Moviment Parc La Ila e discesa lungo la Gran Risa

Informazioni di Base

  • Punto di partenza: Parcheggio dell’ovovia La Ila, La Villa (a pagamento, 5 euro)
  • Punto di arrivo: Rifugio Tablà
  • Ristoro: Diversi lungo il percorso
  • Adatto ai passeggini: Sì
  • Durata: 3 ore, senza contare le soste
  • Lunghezza: 7,5 km
  • Dislivello: 750 metri in discesa, 70 in salita


Inizio dell’Escursione: Il Moviment Parc

Partiamo dal parcheggio dell’ovovia La Ila, dove il costo del parcheggio è di 5 euro.

La funivia impiega circa dieci minuti per portarci a un’altitudine di 2078 metri.

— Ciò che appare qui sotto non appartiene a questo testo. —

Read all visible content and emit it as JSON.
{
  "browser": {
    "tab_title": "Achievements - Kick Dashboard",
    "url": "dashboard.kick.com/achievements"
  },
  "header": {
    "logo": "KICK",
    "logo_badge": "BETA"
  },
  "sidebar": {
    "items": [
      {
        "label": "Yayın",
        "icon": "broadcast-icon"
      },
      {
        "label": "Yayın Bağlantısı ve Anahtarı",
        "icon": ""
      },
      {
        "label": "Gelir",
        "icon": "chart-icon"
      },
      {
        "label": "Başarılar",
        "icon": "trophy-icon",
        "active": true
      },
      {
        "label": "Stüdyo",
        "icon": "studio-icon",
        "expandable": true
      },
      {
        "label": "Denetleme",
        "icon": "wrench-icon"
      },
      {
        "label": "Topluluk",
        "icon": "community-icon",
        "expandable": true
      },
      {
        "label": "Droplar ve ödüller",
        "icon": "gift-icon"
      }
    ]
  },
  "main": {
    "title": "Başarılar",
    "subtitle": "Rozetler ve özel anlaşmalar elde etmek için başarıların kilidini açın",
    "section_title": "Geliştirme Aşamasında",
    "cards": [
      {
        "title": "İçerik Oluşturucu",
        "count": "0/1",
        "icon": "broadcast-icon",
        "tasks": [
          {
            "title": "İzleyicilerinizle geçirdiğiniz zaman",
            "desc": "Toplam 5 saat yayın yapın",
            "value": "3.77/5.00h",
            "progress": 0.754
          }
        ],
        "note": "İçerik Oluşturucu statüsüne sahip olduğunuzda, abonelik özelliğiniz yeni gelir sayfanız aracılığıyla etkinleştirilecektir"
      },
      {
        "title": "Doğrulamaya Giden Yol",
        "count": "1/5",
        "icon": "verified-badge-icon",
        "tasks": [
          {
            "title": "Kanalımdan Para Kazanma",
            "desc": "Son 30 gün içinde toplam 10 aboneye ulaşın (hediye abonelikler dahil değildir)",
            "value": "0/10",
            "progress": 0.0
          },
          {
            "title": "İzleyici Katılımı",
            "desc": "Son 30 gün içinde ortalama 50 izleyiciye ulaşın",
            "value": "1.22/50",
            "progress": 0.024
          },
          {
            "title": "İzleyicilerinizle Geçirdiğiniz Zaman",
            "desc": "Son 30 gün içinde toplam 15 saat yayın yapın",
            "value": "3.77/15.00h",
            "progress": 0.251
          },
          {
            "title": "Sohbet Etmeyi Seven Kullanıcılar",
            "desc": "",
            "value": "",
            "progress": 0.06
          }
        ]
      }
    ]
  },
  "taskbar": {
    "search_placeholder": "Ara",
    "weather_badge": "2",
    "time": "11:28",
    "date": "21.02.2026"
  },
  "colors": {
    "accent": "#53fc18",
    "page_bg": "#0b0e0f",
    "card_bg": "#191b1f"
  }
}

Sono le 10.00: all’arrivo, ci accoglie il sole e sullo sfondo la regina delle dolomiti, la Marmolada. Solo questo vale il prezzo del biglietto.

Noi “grandi” ci godiamo il panorama, mentre i nostri monelli sono già scomparsi in un immenso parco giochi, con giochi d’acqua, altalene, una grande struttura in cui arrampicarsi e nascondersi, un enorme palline su cui saltare

Ritroviamo il percorso delle biglie, tanto amato da Alessandro: Peccato che ci dimentichiamo sempre le palline di legno a casa e dobbiamo comprarne di nuove ogni volta, ormai ne abbiamo una collezione! (costo 2€)

Il Sentiero in discesa e il pic-nic

Prendiamo il sentiero che scende per circa un chilometro (100 metri di dislivello) fino al bivio che porta a valle: il panorama è mozzafiato. La strada in discesa attraversa splendidi pascoli dove Ale si diverte a chiamare le mucche. Le ragazze invece si esercitano a fare le ruote in sincronia: la Marmolada (più innevata del solito) le osserva.

Arrivati al bivio che porta a valle decidiamo di fermarci: scegliamo un bel prato ombreggiato dai pini e facciamo una pausa picnic. Il fresco dei pini è rigenerante, la pace assoluta.

Pausa “dolce” e discesa “lunghissima”

Abbiamo sete, e voglia di gelato. Non ci sono torrenti nelle vicinanze e allora ci dirigiamo verso il rifugio Toblà. (1,5 km andata e ritorno, falsopiano). Ne approfittiamo per farci qualche foto ricordo.

È ora di cominciare la discesa verso La Villa lungo una strada sterrata. Per rendere il percorso più avventuroso, prendiamo alcune scorciatoie lungo le piste da sci, tagliando i prati in fiore a zig-zag e fingendo di essere aeroplani. Ruzzoliamo, urliamo, ci schiantiamo a terra: correre sui prati è meraviglioso! E poi possiamo dire di aver fatto anche noi la Gran Risa, la pista della Coppa del Mondo.

Lungo la strada ci divertiamo a tirare i sassi grossi dentro le pozzanghere, e ci sporchiamo tutti. Troviamo anche una fontanella dove riempire le borracce.

Forse oggi abbiamo esagerato, la discesa è veramente lunga. I bimbi sono un po’ stanchi, così una Jeep ci dà un passaggio a mamma e piccoletti.